Counterterrorism analysts who spoke to The Media Line a day after a deadly attack by a convicted Islamic State supporter in Austria’s capital of Vienna attributed multiple factors to the Islamist extremist violence seen in Europe recently but not in the United States.
Austrian Interior Minister Karl Nehammer on Tuesday said that 14 people were detained in 18 raids in Lower Austria and Vienna but that police believe that the attack in the central area of the city near the main synagogue on the eve of a COVID-19 lockdown was carried out by a lone gunman.
Kujtim Fejzulai, 20, a dual Austrian and North Macedonian national, was shot dead by police Monday night, but not before killing four people and injuring 22 in the rampage, including a police officer who attempted to get in the way of the attacker, according to authorities.
The suspect was convicted in April of last year for attempting to travel to Syria to join Islamic State as a member and was released early from a 22-month prison sentence in December.
“Yesterday’s attack was clearly an Islamist terror attack,” Austrian Chancellor Sebastian Kurz said. Nehammer also referred to the suspect as an “Islamist terrorist.”
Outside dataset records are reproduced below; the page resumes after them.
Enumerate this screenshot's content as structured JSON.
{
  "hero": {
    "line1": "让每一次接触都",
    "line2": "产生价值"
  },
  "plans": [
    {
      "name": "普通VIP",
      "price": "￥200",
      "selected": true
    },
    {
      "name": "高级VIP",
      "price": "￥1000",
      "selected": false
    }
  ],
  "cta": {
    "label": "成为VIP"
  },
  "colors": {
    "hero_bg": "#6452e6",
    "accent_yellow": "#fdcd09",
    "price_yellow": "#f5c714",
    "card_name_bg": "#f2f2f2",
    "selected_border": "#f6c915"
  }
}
The Vienna shooting follows a series of Islamic terror attacks in France including the beheading of a schoolteacher in a Paris suburb and the fatal stabbing of three people at a basilica in the southern French city of Nice.
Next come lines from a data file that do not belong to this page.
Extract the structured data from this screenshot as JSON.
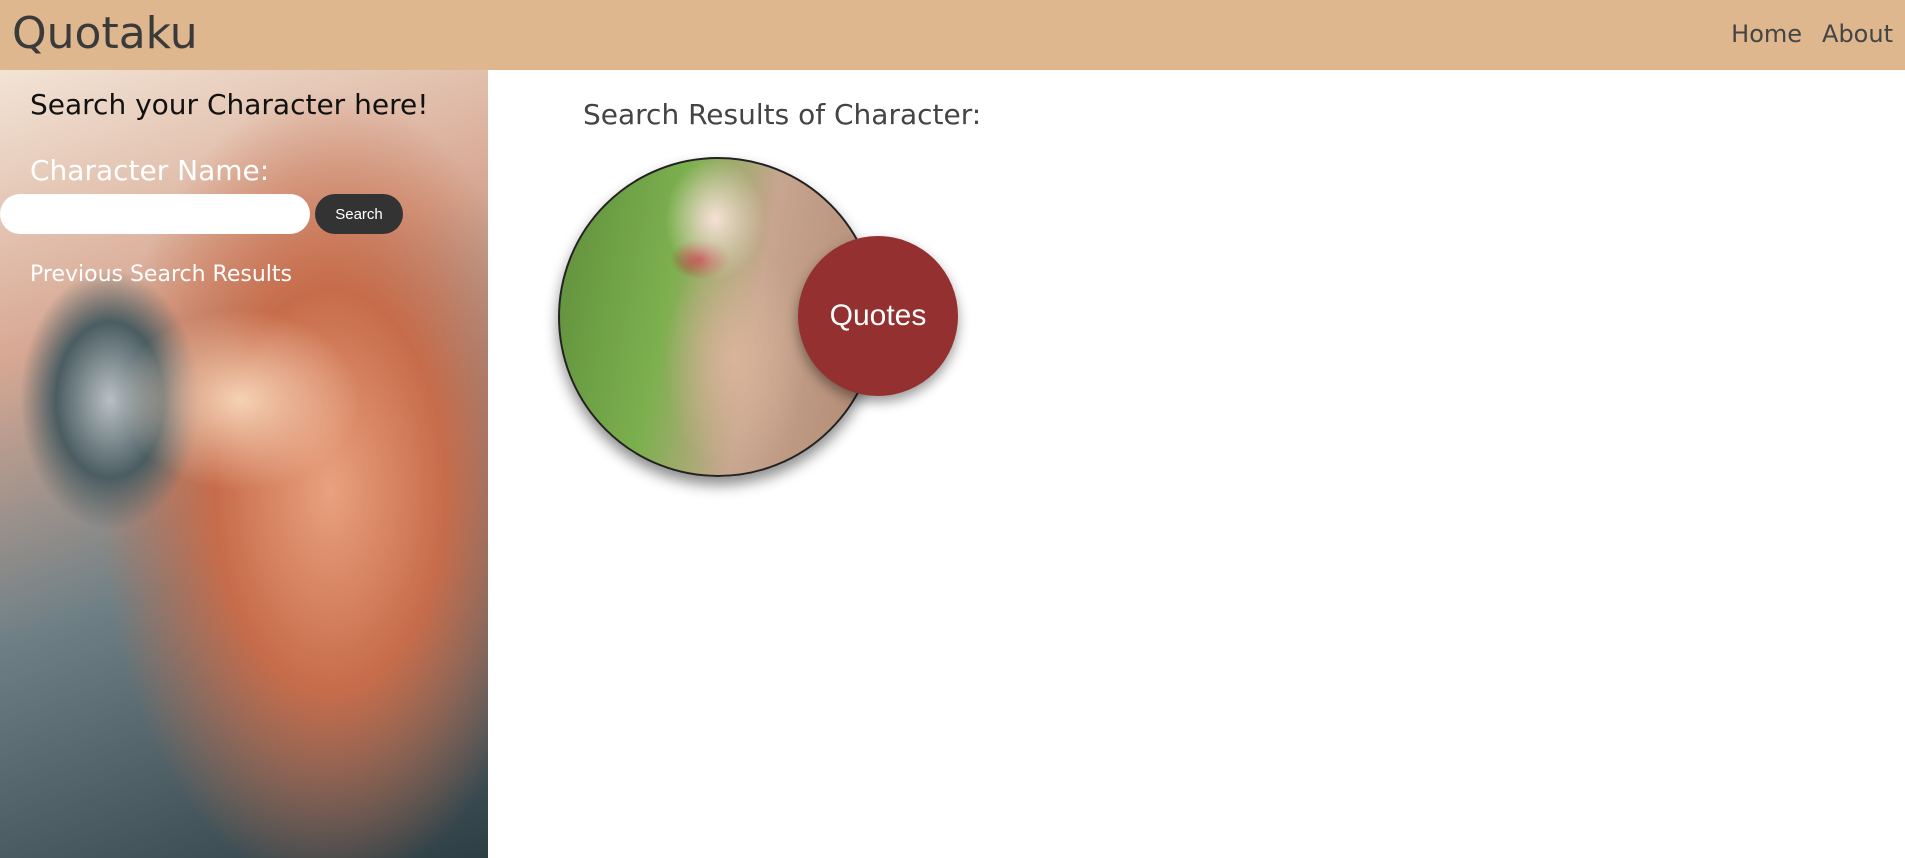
{
  "header": {
    "brand": "Quotaku",
    "nav": [
      "Home",
      "About"
    ]
  },
  "sidebar": {
    "title": "Search your Character here!",
    "label": "Character Name:",
    "input_value": "",
    "search_label": "Search",
    "previous": "Previous Search Results"
  },
  "main": {
    "title": "Search Results of Character:",
    "quotes_label": "Quotes"
  },
  "colors": {
    "header": "#deb78f",
    "quotes": "#943030",
    "button": "#333333"
  }
}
“There seems to be less integration amongst the Muslim communities in Europe than in the United States,” Julie Coleman, senior research fellow at the International Centre for Counter-Terrorism – The Hague, told The Media Line. “Integration is not perfect in the United States, and this is not to say that anti-Muslim sentiment is not a problem in the US. But Muslim communities are not marginalized to the same degree as we see in many European countries.”
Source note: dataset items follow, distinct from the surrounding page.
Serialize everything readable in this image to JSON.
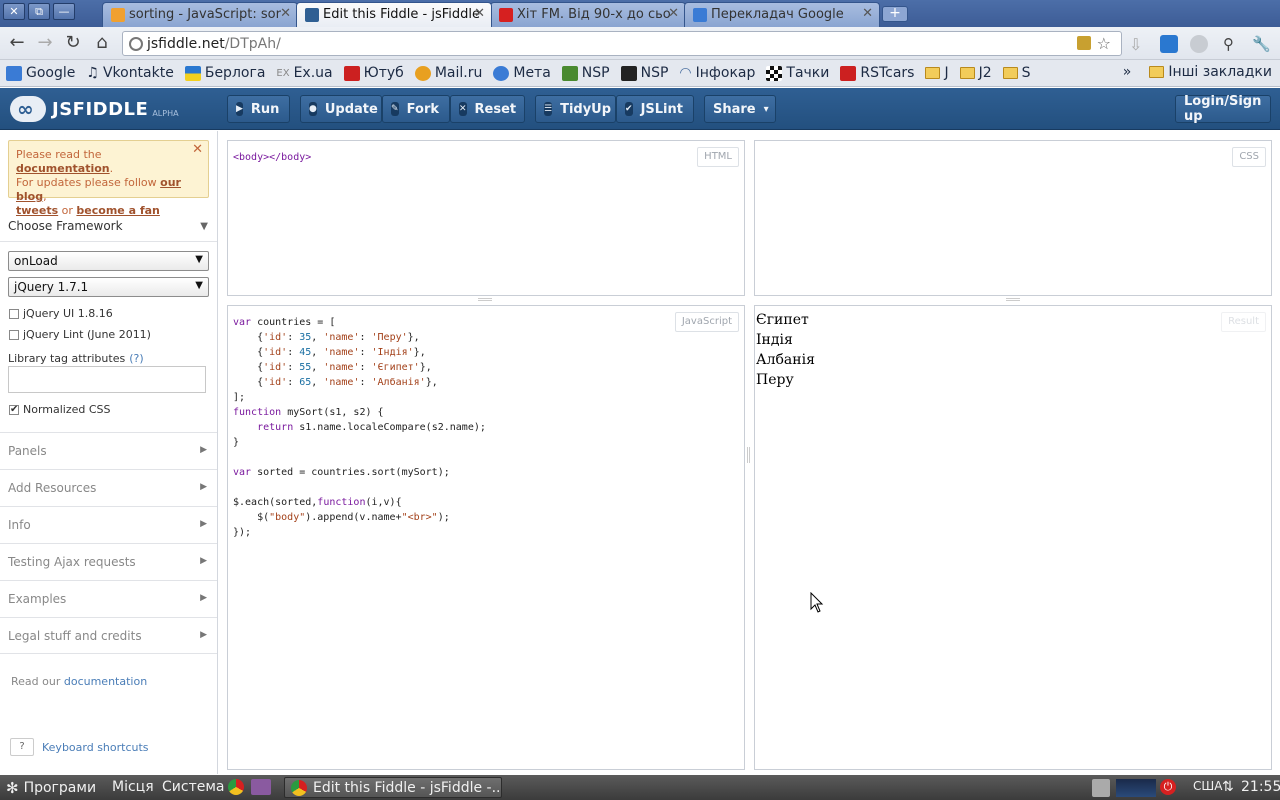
{
  "window": {
    "controls": [
      "✕",
      "⧉",
      "—"
    ]
  },
  "tabs": [
    {
      "title": "sorting - JavaScript: sor",
      "icon_color": "#f0a030",
      "active": false
    },
    {
      "title": "Edit this Fiddle - jsFiddle",
      "icon_color": "#2f5f93",
      "active": true
    },
    {
      "title": "Хіт FM. Від 90-х до сьо",
      "icon_color": "#d62020",
      "active": false
    },
    {
      "title": "Перекладач Google",
      "icon_color": "#3a7bd5",
      "active": false
    }
  ],
  "newtab": "+",
  "address": {
    "host": "jsfiddle.net",
    "path": "/DTpAh/"
  },
  "bookmarks": [
    {
      "label": "Google",
      "color": "#3a7bd5"
    },
    {
      "label": "Vkontakte",
      "color": "#333333"
    },
    {
      "label": "Берлога",
      "color": "#2a78d0"
    },
    {
      "label": "Ex.ua",
      "color": "#888888"
    },
    {
      "label": "Ютуб",
      "color": "#cc2020"
    },
    {
      "label": "Mail.ru",
      "color": "#e8a020"
    },
    {
      "label": "Мета",
      "color": "#3a7bd5"
    },
    {
      "label": "NSP",
      "color": "#4a8a30"
    },
    {
      "label": "NSP",
      "color": "#222222"
    },
    {
      "label": "Інфокар",
      "color": "#4a6fa0"
    },
    {
      "label": "Тачки",
      "color": "#111111"
    },
    {
      "label": "RSTcars",
      "color": "#cc2020"
    },
    {
      "label": "J",
      "folder": true
    },
    {
      "label": "J2",
      "folder": true
    },
    {
      "label": "S",
      "folder": true
    }
  ],
  "bookmarks_more": "»",
  "bookmarks_other": "Інші закладки",
  "jsf": {
    "logo": "JSFIDDLE",
    "alpha": "ALPHA",
    "buttons": [
      {
        "label": "Run",
        "icon": "▶"
      },
      {
        "label": "Update",
        "icon": "●"
      },
      {
        "label": "Fork",
        "icon": "✎"
      },
      {
        "label": "Reset",
        "icon": "✕"
      },
      {
        "label": "TidyUp",
        "icon": "☰"
      },
      {
        "label": "JSLint",
        "icon": "✔"
      },
      {
        "label": "Share",
        "icon": "▾"
      }
    ],
    "login": "Login/Sign up"
  },
  "sidebar": {
    "notice": {
      "pre": "Please read the ",
      "doc": "documentation",
      "mid": "For updates please follow ",
      "blog": "our blog",
      "tweets": "tweets",
      "or": " or ",
      "fan": "become a fan"
    },
    "framework_title": "Choose Framework",
    "load_select": "onLoad",
    "lib_select": "jQuery 1.7.1",
    "chk_ui": "jQuery UI 1.8.16",
    "chk_lint": "jQuery Lint (June 2011)",
    "lib_attr_label": "Library tag attributes",
    "lib_attr_help": "(?)",
    "normalized": "Normalized CSS",
    "rows": [
      "Panels",
      "Add Resources",
      "Info",
      "Testing Ajax requests",
      "Examples",
      "Legal stuff and credits"
    ],
    "read_our": "Read our ",
    "read_doc": "documentation",
    "kbd_key": "?",
    "kbd_label": "Keyboard shortcuts"
  },
  "panels": {
    "html_tag": "HTML",
    "css_tag": "CSS",
    "js_tag": "JavaScript",
    "result_tag": "Result",
    "result_lines": [
      "Єгипет",
      "Індія",
      "Албанія",
      "Перу"
    ]
  },
  "taskbar": {
    "programs": "Програми",
    "places": "Місця",
    "system": "Система",
    "task": "Edit this Fiddle - jsFiddle -...",
    "lang": "США",
    "time": "21:55"
  }
}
Coleman added that Europe is seemingly caught up in a cycle where every time there is an attack perpetrated by an Islamist extremist, it increases anti-Muslim sentiment that makes integration harder and radicalization easier.
It is the second- and third-generation European Muslims who are vulnerable to radicalization because they can feel alienated from the larger society and are exposed to incitement by religious leaders, Dr. Michael Barak, senior researcher at the International Institute for Counter-Terrorism in Herzliya, Israel, told The Media Line.
Barak said that in Austria, for example, there are Muslims living there mainly from Turkey, Albania and Bosnia who are listening to imams sent by Turkish President Recep Tayyip Erdoğan to several states in Western Europe who promote the Muslim Brotherhood ideology.
“The problem is that in Western Europe there is more penetration of radicals and also preachers from the background of the Muslim Brotherhood, or they belong to Salafism (a Sunni reform movement advocating force to reestablish a caliphate),” Barak explained.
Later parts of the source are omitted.